In this experiment, four original color images are depicted in the first column of Figure 11. The ground truths of the corresponding images are presented in the second column of Figure 11. The detection results of the Color Canny method [37], the CMG method [26], the Laplacian method [30], the I-Sobel method [31], the AGDD method [20], the ColorED method [35] and the proposed method are depicted in the 3th, 4th, 5th, 6th, 7th, 8th and 9th columns of Figure 11, respectively. Intuitively, the designed method can accurately extract and detect edge information.

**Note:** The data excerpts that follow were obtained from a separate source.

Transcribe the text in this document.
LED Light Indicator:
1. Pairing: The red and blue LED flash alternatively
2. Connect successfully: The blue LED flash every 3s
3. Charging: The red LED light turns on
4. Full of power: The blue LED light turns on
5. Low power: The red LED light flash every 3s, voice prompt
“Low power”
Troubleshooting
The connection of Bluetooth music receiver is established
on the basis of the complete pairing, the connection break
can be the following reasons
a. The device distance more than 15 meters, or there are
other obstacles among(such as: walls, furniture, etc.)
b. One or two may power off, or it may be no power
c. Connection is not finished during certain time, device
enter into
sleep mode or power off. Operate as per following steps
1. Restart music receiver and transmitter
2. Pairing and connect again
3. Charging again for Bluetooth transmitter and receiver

In addition, when noise of ${\epsilon }_w=15$ is added to the above four images, the performance of the different approaches is as depicted in Figure 12. The noisy color images are depicted in the first column of Figure 12. The ground truth maps of the noisy images are depicted in the second column of Figure 12. The detection results of the Color Canny method [37], the CMG method [26], the Laplacian method [30], the I-Sobel method [31], the AGDD method [20], the ColorED method [35] and the proposed method are shown in the 3th, 4th, 5th, 6th, 7th, 8th and 9th columns of Figure 12, respectively. The FOMs of the different edge detection methods are described in

Table 3. Comparison of FOMs.

Methods	Plane	Elephant	Tree	Flower
Color Canny [37]	0.6675	0.6726	0.7731	0.7886
CMG [26]	0.7223	0.7434	0.7745	0.7678
Laplacian method [30]	0.6127	0.6439	0.6328	0.6456
I-Sobel method [31]	0.6517	0.6219	0.6473	0.6756
ColorED [35]	0.7713	0.7616	0.7925	0.8053
AGDD [20]	0.7753	0.7727	0.8006	0.8124
Proposed	0.7837	0.7842	0.8075	0.8168

. The comparison illustrates that the designed approach has better noise robustness. However, it is complicated and time-consuming to use multi-direction Gabor filter banks with multiple scales. And the related running time test of the algorithms is presented in

Table 4. Running time test of algorithms (s).

Methods	Plane	Elephant	Tree	Flower
Color Canny [37]	2.252	2.732	2.029	2.067
CMG [26]	2.297	2.721	2.112	2.189
Laplacian method [30]	2.437	2.588	2.187	2.186
I-Sobel method [31]	2.271	2.734	2.125	2.154
ColorED [35]	6.810	7.078	6.936	6.859
AGDD [20]	5.287	5.968	5.853	5.684
Proposed	6.219	6.446	6.329	6.283

, in which the proposed algorithm takes a long time, but the strategy of sacrificing some time to obtain higher accuracy and more robust detection results is adopted.

5. Conclusions and Future Works

This paper presents an edge detector with high precision and strong anti-noise ability. The multi-directional Gabor filters with multi-scale were used to attain rich edge features. The novel fusion strategy was designed to attain more accurate edge features that are not disturbed by noise. The method for calculating the hysteresis threshold was designed to obtain the edge detection results with high accuracy and robust noise. Experimental results illustrate that the design has dominant performance, which is compared with some competitive edge detectors. Image edge detection is a fundamental work in the fields of computer vision. However, in the face of the actual visual task that integrates various unfavorable factors, the existing edge detection technology does not show a strong effect. We expect that on the basis of this research, not only can more researchers pay attention to edge detection but also some practical problems can be found and solved, which can inspire future research activities.